On n’aime pas Hannelore Cayre pour ses intrigues ou sa gentillesse. On l’aime (ou on la déteste) pour son écriture ciselée ; pour sa façon de croquer ses personnages à la manière d’une caricaturiste, en en amplifiant avec une méchanceté, une jubilation et un talent réjouissants les défauts ; pour sa description sans pitié d’un monde que le lecteur moyen connaît mal, le monde judiciaire. Tout cela est encore amplifié dans Ground XO, le troisième volume des aventures de son avocat calamiteux, Christophe Leibowitz, personnage (il est difficile de le qualifier de héros !), de Commis d'office et Toiles de maître.
Il vivote maintenant en sous-louant un cabinet à une trentaine d'avocats encore plus fauchés et mal partis que lui. Cela lui donne assez d’argent pour ne plus avoir besoin d’accepter d’être commis d’office, et lui laisse assez de marge pour boire, pour boire trop même. Il avait complètement oublié qu'il s'appelle Leibowitz-Berthier, sa mère morte depuis quelques années ayant complètement coupé les ponts avec sa famille. C’est alors qu’il apprend la mort de sa tante quelque part en Charente. Lors de l'enterrement, il découvre avec stupeur qu'il est en partie propriétaire des Cognacs Berthier. Voyant là une occasion d'arrêter, enfin, un métier qui le désespère, il décide de créer, en France, une mode du Cognac pour les truands, rappeurs et vendeurs de cocaïne, comme chez leurs collègues américains. Ce serait bien le diable, avec son carnet d'adresse de dealer et autres trafiquants s'il ne trouvait pas l'oiseau rare, capable de lui pondre le rap qui fera fureur …
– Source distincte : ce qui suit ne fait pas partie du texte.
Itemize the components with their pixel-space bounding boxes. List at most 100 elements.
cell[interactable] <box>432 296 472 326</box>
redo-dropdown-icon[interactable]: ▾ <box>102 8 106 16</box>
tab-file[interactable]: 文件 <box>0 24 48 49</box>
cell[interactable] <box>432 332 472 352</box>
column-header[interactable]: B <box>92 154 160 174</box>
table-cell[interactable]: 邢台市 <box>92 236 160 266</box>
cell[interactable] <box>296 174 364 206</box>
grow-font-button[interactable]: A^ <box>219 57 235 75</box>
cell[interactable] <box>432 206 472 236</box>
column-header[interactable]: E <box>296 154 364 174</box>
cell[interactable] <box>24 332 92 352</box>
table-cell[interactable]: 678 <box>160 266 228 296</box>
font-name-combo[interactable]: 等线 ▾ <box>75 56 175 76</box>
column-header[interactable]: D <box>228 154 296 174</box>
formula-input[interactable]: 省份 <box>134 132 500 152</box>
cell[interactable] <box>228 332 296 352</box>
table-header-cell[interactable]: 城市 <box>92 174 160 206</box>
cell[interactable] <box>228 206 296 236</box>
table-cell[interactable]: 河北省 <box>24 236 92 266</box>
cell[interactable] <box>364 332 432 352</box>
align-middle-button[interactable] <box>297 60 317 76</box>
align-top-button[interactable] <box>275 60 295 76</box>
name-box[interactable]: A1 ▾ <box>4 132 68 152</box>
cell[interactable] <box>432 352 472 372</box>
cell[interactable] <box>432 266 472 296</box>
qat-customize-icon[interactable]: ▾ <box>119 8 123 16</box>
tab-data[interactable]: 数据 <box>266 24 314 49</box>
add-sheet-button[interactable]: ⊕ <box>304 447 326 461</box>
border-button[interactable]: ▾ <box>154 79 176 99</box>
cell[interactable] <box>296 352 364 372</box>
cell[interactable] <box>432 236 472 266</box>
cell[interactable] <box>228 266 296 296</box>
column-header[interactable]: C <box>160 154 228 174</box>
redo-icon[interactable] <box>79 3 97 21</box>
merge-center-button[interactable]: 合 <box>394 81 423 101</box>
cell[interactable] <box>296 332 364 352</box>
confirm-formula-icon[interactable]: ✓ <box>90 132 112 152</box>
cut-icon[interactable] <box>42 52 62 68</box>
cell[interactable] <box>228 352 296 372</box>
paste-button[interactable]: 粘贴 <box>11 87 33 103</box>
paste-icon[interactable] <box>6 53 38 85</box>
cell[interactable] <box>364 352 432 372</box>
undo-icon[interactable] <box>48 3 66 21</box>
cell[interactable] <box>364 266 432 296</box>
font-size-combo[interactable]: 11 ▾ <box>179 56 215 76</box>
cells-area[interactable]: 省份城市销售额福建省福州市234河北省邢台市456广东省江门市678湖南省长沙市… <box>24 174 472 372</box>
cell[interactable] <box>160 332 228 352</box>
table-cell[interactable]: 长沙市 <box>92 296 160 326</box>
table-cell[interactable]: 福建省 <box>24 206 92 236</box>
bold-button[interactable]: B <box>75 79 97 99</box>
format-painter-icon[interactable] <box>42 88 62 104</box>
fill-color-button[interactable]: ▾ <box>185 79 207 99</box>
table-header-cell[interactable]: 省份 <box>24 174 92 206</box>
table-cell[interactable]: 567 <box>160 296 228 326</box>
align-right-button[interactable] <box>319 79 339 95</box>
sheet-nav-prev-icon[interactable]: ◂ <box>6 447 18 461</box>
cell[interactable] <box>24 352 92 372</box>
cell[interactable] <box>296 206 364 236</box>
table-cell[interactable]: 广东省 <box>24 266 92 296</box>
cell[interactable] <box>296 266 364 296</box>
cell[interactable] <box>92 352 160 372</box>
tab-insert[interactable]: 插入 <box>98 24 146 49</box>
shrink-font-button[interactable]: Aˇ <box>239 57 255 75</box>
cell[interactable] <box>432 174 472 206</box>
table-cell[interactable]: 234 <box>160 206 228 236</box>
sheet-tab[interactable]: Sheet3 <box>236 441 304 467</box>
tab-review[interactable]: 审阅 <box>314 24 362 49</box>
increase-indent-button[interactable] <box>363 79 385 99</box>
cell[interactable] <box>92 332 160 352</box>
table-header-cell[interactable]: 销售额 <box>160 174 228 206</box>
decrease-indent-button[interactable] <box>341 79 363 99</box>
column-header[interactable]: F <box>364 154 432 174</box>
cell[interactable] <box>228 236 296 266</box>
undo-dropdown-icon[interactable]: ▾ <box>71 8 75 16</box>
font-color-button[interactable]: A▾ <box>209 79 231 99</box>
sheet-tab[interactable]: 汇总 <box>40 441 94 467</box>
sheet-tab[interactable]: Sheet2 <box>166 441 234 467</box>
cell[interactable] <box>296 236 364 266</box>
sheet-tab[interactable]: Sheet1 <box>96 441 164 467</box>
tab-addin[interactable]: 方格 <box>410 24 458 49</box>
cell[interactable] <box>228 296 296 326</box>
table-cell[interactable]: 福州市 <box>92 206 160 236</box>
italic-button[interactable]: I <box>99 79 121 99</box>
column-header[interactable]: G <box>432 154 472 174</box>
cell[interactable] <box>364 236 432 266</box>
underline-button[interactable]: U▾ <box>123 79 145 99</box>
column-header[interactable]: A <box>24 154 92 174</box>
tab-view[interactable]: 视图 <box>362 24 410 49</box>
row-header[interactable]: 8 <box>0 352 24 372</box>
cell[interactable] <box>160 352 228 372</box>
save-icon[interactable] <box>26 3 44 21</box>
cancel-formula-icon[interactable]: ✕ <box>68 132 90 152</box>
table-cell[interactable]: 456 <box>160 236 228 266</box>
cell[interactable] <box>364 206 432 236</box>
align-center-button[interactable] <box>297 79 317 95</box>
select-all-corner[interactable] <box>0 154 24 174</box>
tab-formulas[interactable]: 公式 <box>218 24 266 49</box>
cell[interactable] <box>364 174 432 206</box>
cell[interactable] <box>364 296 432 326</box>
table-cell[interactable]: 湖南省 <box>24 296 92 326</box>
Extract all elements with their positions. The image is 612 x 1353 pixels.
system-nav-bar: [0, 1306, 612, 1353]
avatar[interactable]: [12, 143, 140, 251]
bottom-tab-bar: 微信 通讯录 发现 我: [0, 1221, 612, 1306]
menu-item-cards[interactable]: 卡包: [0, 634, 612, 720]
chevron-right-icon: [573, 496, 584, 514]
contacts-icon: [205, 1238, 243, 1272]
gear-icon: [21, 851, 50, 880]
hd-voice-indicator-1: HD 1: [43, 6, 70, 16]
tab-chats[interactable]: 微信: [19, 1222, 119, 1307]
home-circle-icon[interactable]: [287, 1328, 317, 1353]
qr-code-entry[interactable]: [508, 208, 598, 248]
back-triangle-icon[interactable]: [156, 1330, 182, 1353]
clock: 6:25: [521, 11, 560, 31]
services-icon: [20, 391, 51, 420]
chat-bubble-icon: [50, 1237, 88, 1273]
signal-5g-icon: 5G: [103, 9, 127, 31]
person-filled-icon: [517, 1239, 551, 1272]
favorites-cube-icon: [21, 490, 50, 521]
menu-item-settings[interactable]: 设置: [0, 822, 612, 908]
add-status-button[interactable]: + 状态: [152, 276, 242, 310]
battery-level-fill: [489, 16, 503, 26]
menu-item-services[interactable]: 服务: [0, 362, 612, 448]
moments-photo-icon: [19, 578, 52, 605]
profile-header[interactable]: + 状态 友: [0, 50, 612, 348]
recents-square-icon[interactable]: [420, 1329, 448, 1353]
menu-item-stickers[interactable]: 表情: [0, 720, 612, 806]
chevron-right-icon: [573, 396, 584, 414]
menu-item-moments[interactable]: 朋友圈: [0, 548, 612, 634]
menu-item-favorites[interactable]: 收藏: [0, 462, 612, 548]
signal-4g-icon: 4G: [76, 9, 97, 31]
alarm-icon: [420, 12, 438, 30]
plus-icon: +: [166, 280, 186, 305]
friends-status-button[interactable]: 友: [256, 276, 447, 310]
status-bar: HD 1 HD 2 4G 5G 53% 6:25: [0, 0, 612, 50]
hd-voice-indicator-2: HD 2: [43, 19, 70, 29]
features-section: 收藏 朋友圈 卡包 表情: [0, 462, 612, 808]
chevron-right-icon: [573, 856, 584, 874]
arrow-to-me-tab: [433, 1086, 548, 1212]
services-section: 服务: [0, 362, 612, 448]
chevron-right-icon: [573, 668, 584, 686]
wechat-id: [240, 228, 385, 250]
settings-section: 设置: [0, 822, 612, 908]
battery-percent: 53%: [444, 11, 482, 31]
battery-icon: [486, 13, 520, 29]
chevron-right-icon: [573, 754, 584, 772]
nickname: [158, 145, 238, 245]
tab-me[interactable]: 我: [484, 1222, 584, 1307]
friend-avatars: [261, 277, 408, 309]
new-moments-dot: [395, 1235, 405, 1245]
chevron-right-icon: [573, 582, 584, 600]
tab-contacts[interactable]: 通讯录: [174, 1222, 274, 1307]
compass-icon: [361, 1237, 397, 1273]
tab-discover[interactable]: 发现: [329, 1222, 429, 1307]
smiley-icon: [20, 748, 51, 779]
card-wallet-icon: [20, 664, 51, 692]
Revoilà donc le ton Hannelore Cayre : humour très noir, vivacité, méchanceté étincelante quand il s'agit de dépeindre le milieu judiciaire, descriptions au scalpel des juges, avocats, flics, mais aussi des dealers, rappeurs et autres vendeurs de cocaïne. La description des avocats minables qui peuplent son bureau vaut, à elle seule, l’achat du bouquin !
« ceux qui faisaient du droit des affaires détestaient les pénalistes, leur reprochant d’introduire des voleurs et des escrocs dans le cabinet. Les pénalistes détestaient les civilistes, leur reprochant leur usage immodéré de la photocopieuse. Tous détestaient les spécialistes en droit des étrangers, leur reprochant d’encombrer la salle d’attente de gueux que personne ne voulait voir s’installer en France. »
Attention, tenant du politiquement correct et du langage faux-cul restez à distance, Hannelore Cayre appelle un chat un chat, et un sale con un sale con. Et pourtant, sous le jugement sans appel de l'hypocrisie et de la vulgarité d'une époque, on sent, par moment, une grande compréhension, et même une tendresse pour certains paumés qui n'ont vraiment pas été aidés dans la vie.
Elle préfère la poésie brute d'un môme tout étonné qu'on soit, pour la première fois de sa vie, gentil avec lui, à l’onctuosité hypocrite d’un avocat installé, fier de son appartenance à une élite auto proclamée.
Et tant qu’à avoir affaire au libéralisme le plus sauvage, elle préfère l'avidité et la vulgarité déclarées et revendiquées des dealers que les airs pincés et moralisateurs des nantis qui font la même chose, mais légalement et sans avouer leur cupidité :
- « C’est quoi un gangsta français ? demanda François, intrigué.
- Un barbare urbain qui ne s’intéresse qu’au fric et au cul. Le plus fier et le plus moderne représentant des valeurs ultralibérales en France »
Alors forcément, elle ne peut pas plaire à tout le monde.